Là, silence derrière : les regards du plus grand nombre se posent de tout leurs poids sur ma nuque : j'avais dit des mots... « interdits ».
Et me voilà d'improviser une plaidoirie, moi qui déteste l'exercice, avec l'assentiment de la Présidente.
« Je ne comprends la demande de Maître (désignant du menton la « blondasse »). Un organisme HLM sait pertinemment qu'on n'expulse pas un locataire, même insolvable en période hivernale.
Que c'est dans son objet social, sa raison d'être, de justement offrir des logements sociaux à ceux parmi nous qui ont le plus de difficulté à se loger... C'est d'ailleurs pourquoi les loyers sont faibles, puisqu'aidés. »
« Je comprends parfaitement que le Président de cet office, qui est d'ailleurs vraisemblablement l'édile de la ville, doivent poursuivre en justice tous ses électeurs mauvais payeurs : si aucun de ses locataires ne payaient, il serait bien en peine de ne pas déposer le bilan.
D'ailleurs, comme nous sommes dans un monde de brutes où règne le dieu argent, je ferai exactement comme lui : les pauvres, dehors ! Les inutiles de la vie, au pilori ! Les « né pour rien », dehors ! Mais... »
Respiration.
« Je croyais que dans mon pays, chacun avait un droit à un domicile. Un domicile protégé. Enfin, c'est une loi dont je ne pense pas qu'elle soit déjà abrogée.
Pourquoi ne pourrions pas mettre ce délai de non-expulsion pour tenter de rechercher les moyens, pour Madame ma fille putative, de dédommager le bailleur et de rechercher un mode de vie dans le calme, période à valoir après la fin de la période scolaire ? »

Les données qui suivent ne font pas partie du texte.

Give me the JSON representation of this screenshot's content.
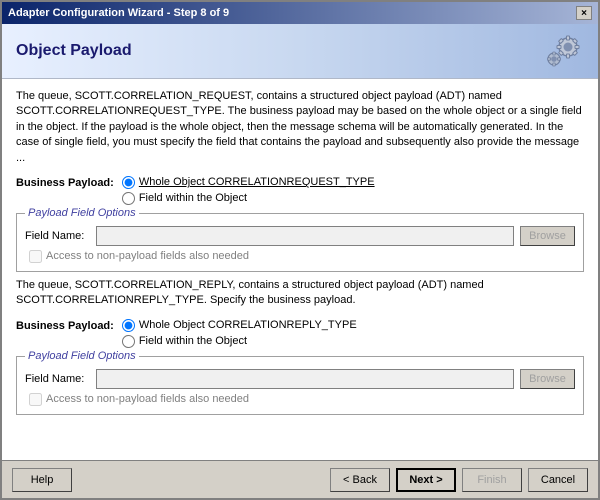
{
  "window": {
    "title": "Adapter Configuration Wizard - Step 8 of 9",
    "close_label": "×"
  },
  "header": {
    "title": "Object Payload"
  },
  "section1": {
    "description": "The queue, SCOTT.CORRELATION_REQUEST, contains a structured object payload (ADT) named SCOTT.CORRELATIONREQUEST_TYPE. The business payload may be based on the whole object or a single field in the object. If the payload is the whole object, then the message schema will be automatically generated. In the case of single field, you must specify the field that contains the payload and subsequently also provide the message ...",
    "business_payload_label": "Business Payload:",
    "radio1_label": "Whole Object CORRELATIONREQUEST_TYPE",
    "radio2_label": "Field within the Object",
    "payload_field_legend": "Payload Field Options",
    "field_name_label": "Field Name:",
    "browse_label": "Browse",
    "checkbox_label": "Access to non-payload fields also needed"
  },
  "section2": {
    "description": "The queue, SCOTT.CORRELATION_REPLY, contains a structured object payload (ADT) named SCOTT.CORRELATIONREPLY_TYPE. Specify the business payload.",
    "business_payload_label": "Business Payload:",
    "radio1_label": "Whole Object CORRELATIONREPLY_TYPE",
    "radio2_label": "Field within the Object",
    "payload_field_legend": "Payload Field Options",
    "field_name_label": "Field Name:",
    "browse_label": "Browse",
    "checkbox_label": "Access to non-payload fields also needed"
  },
  "footer": {
    "help_label": "Help",
    "back_label": "< Back",
    "next_label": "Next >",
    "finish_label": "Finish",
    "cancel_label": "Cancel"
  }
}
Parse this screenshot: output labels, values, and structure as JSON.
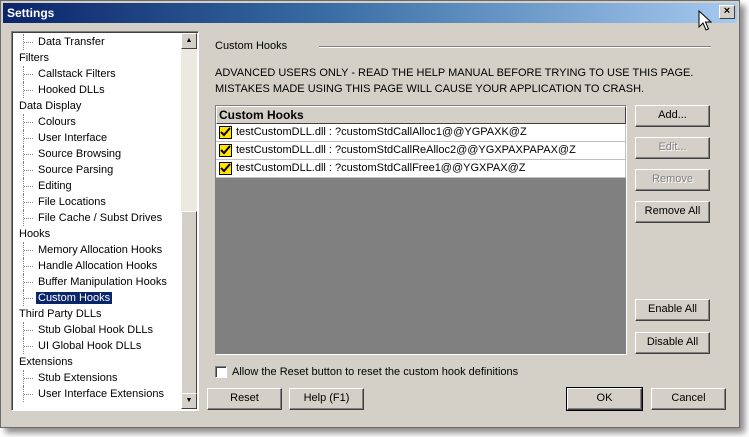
{
  "window": {
    "title": "Settings",
    "close_glyph": "×"
  },
  "tree": {
    "items": [
      {
        "label": "Data Transfer",
        "level": "child"
      },
      {
        "label": "Filters",
        "level": "cat"
      },
      {
        "label": "Callstack Filters",
        "level": "child"
      },
      {
        "label": "Hooked DLLs",
        "level": "child"
      },
      {
        "label": "Data Display",
        "level": "cat"
      },
      {
        "label": "Colours",
        "level": "child"
      },
      {
        "label": "User Interface",
        "level": "child"
      },
      {
        "label": "Source Browsing",
        "level": "child"
      },
      {
        "label": "Source Parsing",
        "level": "child"
      },
      {
        "label": "Editing",
        "level": "child"
      },
      {
        "label": "File Locations",
        "level": "child"
      },
      {
        "label": "File Cache / Subst Drives",
        "level": "child"
      },
      {
        "label": "Hooks",
        "level": "cat"
      },
      {
        "label": "Memory Allocation Hooks",
        "level": "child"
      },
      {
        "label": "Handle Allocation Hooks",
        "level": "child"
      },
      {
        "label": "Buffer Manipulation Hooks",
        "level": "child"
      },
      {
        "label": "Custom Hooks",
        "level": "child",
        "selected": true
      },
      {
        "label": "Third Party DLLs",
        "level": "cat"
      },
      {
        "label": "Stub Global Hook DLLs",
        "level": "child"
      },
      {
        "label": "UI Global Hook DLLs",
        "level": "child"
      },
      {
        "label": "Extensions",
        "level": "cat"
      },
      {
        "label": "Stub Extensions",
        "level": "child"
      },
      {
        "label": "User Interface Extensions",
        "level": "child"
      }
    ]
  },
  "group": {
    "title": "Custom Hooks",
    "warning_line1": "ADVANCED USERS ONLY - READ THE HELP MANUAL BEFORE TRYING TO USE THIS PAGE.",
    "warning_line2": "MISTAKES MADE USING THIS PAGE WILL CAUSE YOUR APPLICATION TO CRASH."
  },
  "hooks_list": {
    "header": "Custom Hooks",
    "rows": [
      {
        "text": "testCustomDLL.dll : ?customStdCallAlloc1@@YGPAXK@Z",
        "checked": true
      },
      {
        "text": "testCustomDLL.dll : ?customStdCallReAlloc2@@YGXPAXPAPAX@Z",
        "checked": true
      },
      {
        "text": "testCustomDLL.dll : ?customStdCallFree1@@YGXPAX@Z",
        "checked": true
      }
    ]
  },
  "buttons": {
    "add": "Add...",
    "edit": "Edit...",
    "remove": "Remove",
    "remove_all": "Remove All",
    "enable_all": "Enable All",
    "disable_all": "Disable All",
    "reset": "Reset",
    "help": "Help (F1)",
    "ok": "OK",
    "cancel": "Cancel"
  },
  "reset_option": {
    "label": "Allow the Reset button to reset the custom hook definitions",
    "checked": false
  },
  "colors": {
    "titlebar_start": "#0a246a",
    "titlebar_end": "#a6caf0",
    "selection": "#0a246a",
    "checkbox_fill": "#ffe400",
    "face": "#d4d0c8"
  }
}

« Comment se fait-ce que personne n'y ait pensé ? »
J'ai la réponse : ça fait 10 mois qu'ils cherchent tous avec un manque d'empressement évident, mais bon...
« Madame la Présidente, nous sommes en procédure de référé, donc d'urgence. Si vous prononcez demain l'expulsion, ce qui serait parfaitement légitime, et que celle-ci soit vivement exécutée par la force publique, ce qui serait bien normal, les enfants de Madame ne pourront plus aller à leur école.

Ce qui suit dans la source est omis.